Wednesday, 22 September 2010
Any government, corporation or organisation is composed of a turnover of people. People are fallable. Some people ain't no good. Surveillance increases the power that these unseen individuals have over me by increasing my visibility. Visibility is a trap, said Foucault, despite the idea that those with nothing to hide have nothing to fear.
I act according to what I believe to be right. But I may be penalised for actions that another individual may believe to be wrong. Were I to criticise and ridicule the idea that there is an all powerful man in the sky prelonging patriarchal prejudices and inflaming opinions, there could be a majority without access to our education that would disagree and may act against me.
It is quite widely known that the German government had conducted a census after the First World War in order to aid the rebuilding and to help with welfare.

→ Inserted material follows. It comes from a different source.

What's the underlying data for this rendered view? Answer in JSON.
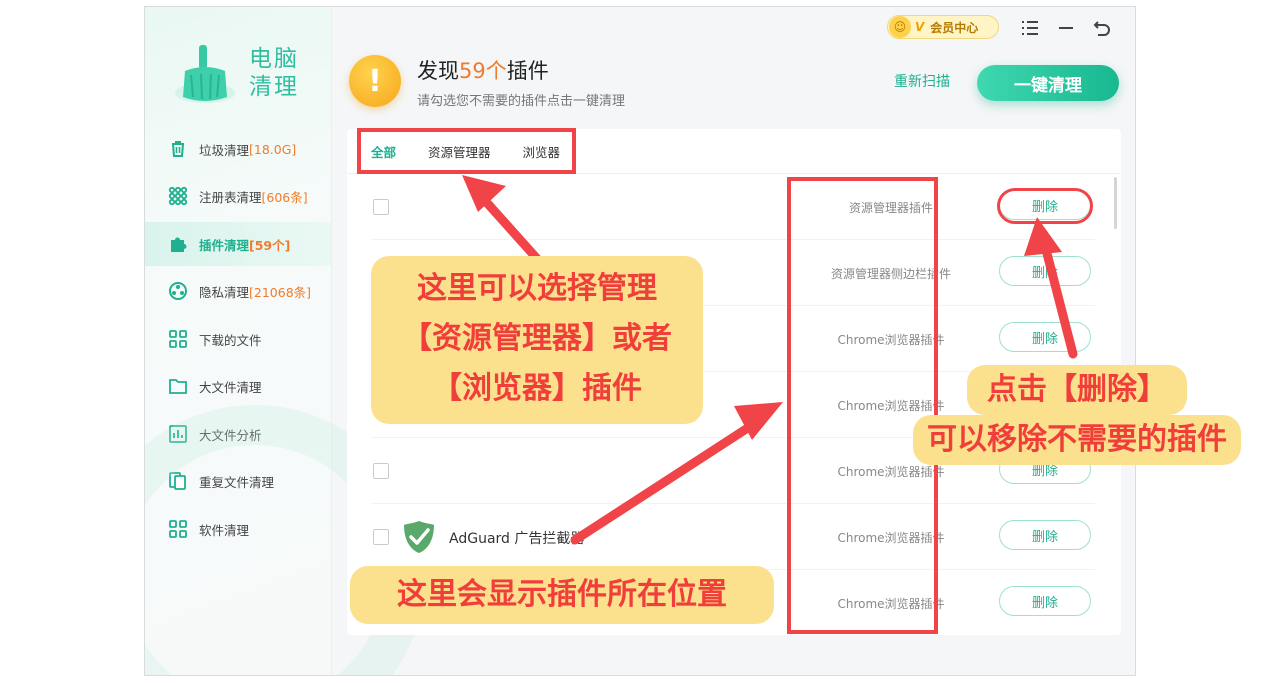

It listed large amounts of Jews. When the political environment swung further right, the same lists were put to a horrible use.

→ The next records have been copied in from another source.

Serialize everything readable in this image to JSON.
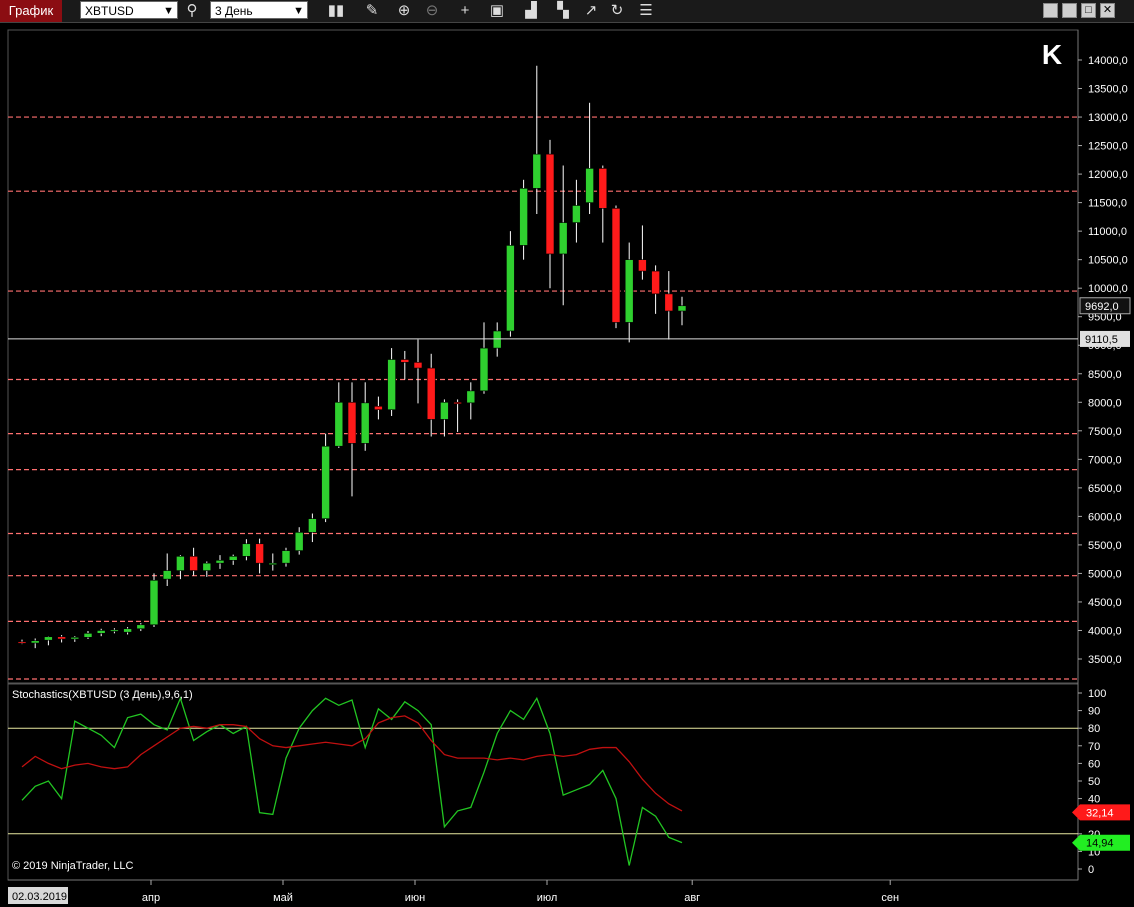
{
  "toolbar": {
    "tab_title": "График",
    "instrument": "XBTUSD",
    "period": "3 День",
    "icons": [
      "search-icon",
      "bar-style-icon",
      "pencil-icon",
      "zoom-in-icon",
      "zoom-out-icon",
      "crosshair-icon",
      "data-box-icon",
      "bar-types-icon",
      "steps-icon",
      "indicators-icon",
      "refresh-icon",
      "properties-icon"
    ],
    "window_buttons": [
      "minimize-icon",
      "restore-icon",
      "maximize-icon",
      "close-icon"
    ]
  },
  "colors": {
    "up": "#2fd02f",
    "down": "#ff1a1a",
    "wick": "#ffffff",
    "level_line": "#ff7070",
    "k_line": "#22c522",
    "d_line": "#c01010",
    "band_line": "#e8e8a0"
  },
  "chart_data": [
    {
      "type": "candlestick",
      "instrument": "XBTUSD",
      "ylim": [
        3100,
        14300
      ],
      "y_ticks": [
        3500,
        4000,
        4500,
        5000,
        5500,
        6000,
        6500,
        7000,
        7500,
        8000,
        8500,
        9000,
        9500,
        10000,
        10500,
        11000,
        11500,
        12000,
        12500,
        13000,
        13500,
        14000
      ],
      "y_tick_labels": [
        "3500,0",
        "4000,0",
        "4500,0",
        "5000,0",
        "5500,0",
        "6000,0",
        "6500,0",
        "7000,0",
        "7500,0",
        "8000,0",
        "8500,0",
        "9000,0",
        "9500,0",
        "10000,0",
        "10500,0",
        "11000,0",
        "11500,0",
        "12000,0",
        "12500,0",
        "13000,0",
        "13500,0",
        "14000,0"
      ],
      "x_labels": [
        {
          "label": "02.03.2019",
          "bar": 0
        },
        {
          "label": "апр",
          "bar": 10
        },
        {
          "label": "май",
          "bar": 20
        },
        {
          "label": "июн",
          "bar": 30
        },
        {
          "label": "июл",
          "bar": 40
        },
        {
          "label": "авг",
          "bar": 51
        },
        {
          "label": "сен",
          "bar": 66
        }
      ],
      "total_bars": 80,
      "candles": [
        {
          "o": 3800,
          "h": 3840,
          "l": 3760,
          "c": 3780
        },
        {
          "o": 3780,
          "h": 3860,
          "l": 3690,
          "c": 3820
        },
        {
          "o": 3830,
          "h": 3900,
          "l": 3740,
          "c": 3890
        },
        {
          "o": 3890,
          "h": 3920,
          "l": 3790,
          "c": 3850
        },
        {
          "o": 3850,
          "h": 3900,
          "l": 3800,
          "c": 3880
        },
        {
          "o": 3880,
          "h": 3990,
          "l": 3850,
          "c": 3950
        },
        {
          "o": 3950,
          "h": 4030,
          "l": 3900,
          "c": 4000
        },
        {
          "o": 3990,
          "h": 4040,
          "l": 3950,
          "c": 4010
        },
        {
          "o": 3970,
          "h": 4060,
          "l": 3930,
          "c": 4030
        },
        {
          "o": 4030,
          "h": 4130,
          "l": 3990,
          "c": 4100
        },
        {
          "o": 4100,
          "h": 5000,
          "l": 4060,
          "c": 4880
        },
        {
          "o": 4900,
          "h": 5350,
          "l": 4780,
          "c": 5050
        },
        {
          "o": 5050,
          "h": 5320,
          "l": 4900,
          "c": 5300
        },
        {
          "o": 5300,
          "h": 5450,
          "l": 4960,
          "c": 5050
        },
        {
          "o": 5050,
          "h": 5210,
          "l": 4940,
          "c": 5180
        },
        {
          "o": 5180,
          "h": 5320,
          "l": 5080,
          "c": 5230
        },
        {
          "o": 5230,
          "h": 5330,
          "l": 5150,
          "c": 5300
        },
        {
          "o": 5300,
          "h": 5600,
          "l": 5230,
          "c": 5520
        },
        {
          "o": 5520,
          "h": 5610,
          "l": 5000,
          "c": 5180
        },
        {
          "o": 5180,
          "h": 5350,
          "l": 5050,
          "c": 5180
        },
        {
          "o": 5180,
          "h": 5450,
          "l": 5120,
          "c": 5400
        },
        {
          "o": 5400,
          "h": 5810,
          "l": 5330,
          "c": 5720
        },
        {
          "o": 5720,
          "h": 6050,
          "l": 5550,
          "c": 5960
        },
        {
          "o": 5960,
          "h": 7450,
          "l": 5900,
          "c": 7230
        },
        {
          "o": 7230,
          "h": 8350,
          "l": 7200,
          "c": 8000
        },
        {
          "o": 8000,
          "h": 8350,
          "l": 6350,
          "c": 7280
        },
        {
          "o": 7280,
          "h": 8350,
          "l": 7150,
          "c": 7990
        },
        {
          "o": 7930,
          "h": 8100,
          "l": 7700,
          "c": 7870
        },
        {
          "o": 7870,
          "h": 8950,
          "l": 7760,
          "c": 8750
        },
        {
          "o": 8750,
          "h": 8900,
          "l": 8400,
          "c": 8700
        },
        {
          "o": 8700,
          "h": 9100,
          "l": 7980,
          "c": 8600
        },
        {
          "o": 8600,
          "h": 8850,
          "l": 7400,
          "c": 7700
        },
        {
          "o": 7700,
          "h": 8050,
          "l": 7400,
          "c": 8000
        },
        {
          "o": 8000,
          "h": 8050,
          "l": 7480,
          "c": 7990
        },
        {
          "o": 7990,
          "h": 8350,
          "l": 7700,
          "c": 8200
        },
        {
          "o": 8200,
          "h": 9400,
          "l": 8150,
          "c": 8950
        },
        {
          "o": 8950,
          "h": 9400,
          "l": 8800,
          "c": 9250
        },
        {
          "o": 9250,
          "h": 11000,
          "l": 9150,
          "c": 10750
        },
        {
          "o": 10750,
          "h": 11900,
          "l": 10500,
          "c": 11750
        },
        {
          "o": 11750,
          "h": 13900,
          "l": 11300,
          "c": 12350
        },
        {
          "o": 12350,
          "h": 12600,
          "l": 10000,
          "c": 10600
        },
        {
          "o": 10600,
          "h": 12150,
          "l": 9700,
          "c": 11150
        },
        {
          "o": 11150,
          "h": 11900,
          "l": 10800,
          "c": 11450
        },
        {
          "o": 11500,
          "h": 13250,
          "l": 11300,
          "c": 12100
        },
        {
          "o": 12100,
          "h": 12150,
          "l": 10800,
          "c": 11400
        },
        {
          "o": 11400,
          "h": 11450,
          "l": 9300,
          "c": 9400
        },
        {
          "o": 9400,
          "h": 10800,
          "l": 9050,
          "c": 10500
        },
        {
          "o": 10500,
          "h": 11100,
          "l": 10150,
          "c": 10300
        },
        {
          "o": 10300,
          "h": 10400,
          "l": 9550,
          "c": 9900
        },
        {
          "o": 9900,
          "h": 10300,
          "l": 9100,
          "c": 9600
        },
        {
          "o": 9600,
          "h": 9850,
          "l": 9350,
          "c": 9692
        }
      ],
      "level_lines": [
        13000,
        11700,
        9950,
        8400,
        7450,
        6820,
        5700,
        4960,
        4160,
        3150
      ],
      "crosshair_price": 9110.5,
      "crosshair_label": "9110,5",
      "last_price_label": "9692,0",
      "last_price": 9692
    },
    {
      "type": "line",
      "indicator_label": "Stochastics(XBTUSD (3 День),9,6,1)",
      "ylim": [
        0,
        100
      ],
      "y_ticks": [
        0,
        10,
        20,
        30,
        40,
        50,
        60,
        70,
        80,
        90,
        100
      ],
      "y_tick_labels": [
        "0",
        "10",
        "20",
        "30",
        "40",
        "50",
        "60",
        "70",
        "80",
        "90",
        "100"
      ],
      "bands": [
        80,
        20
      ],
      "series": [
        {
          "name": "K",
          "values": [
            39,
            47,
            50,
            40,
            84,
            80,
            76,
            69,
            86,
            88,
            82,
            79,
            97,
            73,
            78,
            82,
            77,
            81,
            32,
            31,
            63,
            80,
            90,
            97,
            93,
            96,
            69,
            91,
            85,
            95,
            90,
            82,
            24,
            33,
            35,
            55,
            77,
            90,
            85,
            97,
            77,
            42,
            45,
            48,
            56,
            40,
            2,
            35,
            30,
            18,
            15
          ]
        },
        {
          "name": "D",
          "values": [
            58,
            64,
            60,
            57,
            59,
            60,
            58,
            57,
            58,
            65,
            70,
            75,
            80,
            81,
            80,
            82,
            82,
            81,
            74,
            70,
            69,
            70,
            71,
            72,
            71,
            70,
            74,
            83,
            86,
            87,
            83,
            73,
            65,
            63,
            63,
            63,
            62,
            63,
            62,
            64,
            65,
            64,
            65,
            68,
            69,
            69,
            61,
            51,
            43,
            37,
            33
          ]
        }
      ],
      "k_last_label": "14,94",
      "d_last_label": "32,14",
      "k_last": 14.94,
      "d_last": 32.14
    }
  ],
  "footer": {
    "copyright": "© 2019 NinjaTrader, LLC",
    "ninja_logo": "K"
  }
}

Therefore, I disagree with extensive surveillance not because I do not think that I act rightly, but because I believe that there is a majority who still do not understand the difference between right and wrong, and I do not want to be at their ignorant mercy.
A huge amount of people watched the fireworks that marked the end of this year's Thames Festival. After photographing the parade, I got in place for the fireworks at a vantage point on Hungerford Bridge. Deciding that there was a better view from the stone balcony on the bridge, I went past a barrier and set up my tripod. To my dismay, I was moved by a constable of the Health and Safety brigade, keen to see that I would not choose this momentous occasion to leap into the chilly Thames, or be pushed in by the surging mass of a couple of cold individuals. With no possibility of setting up now, I turned my camera on those people watching the fireworks, who stood universally transfixed. With the fireworks outside of the frame, this otherwise empty space in London's heart now is scattered with silent watchers.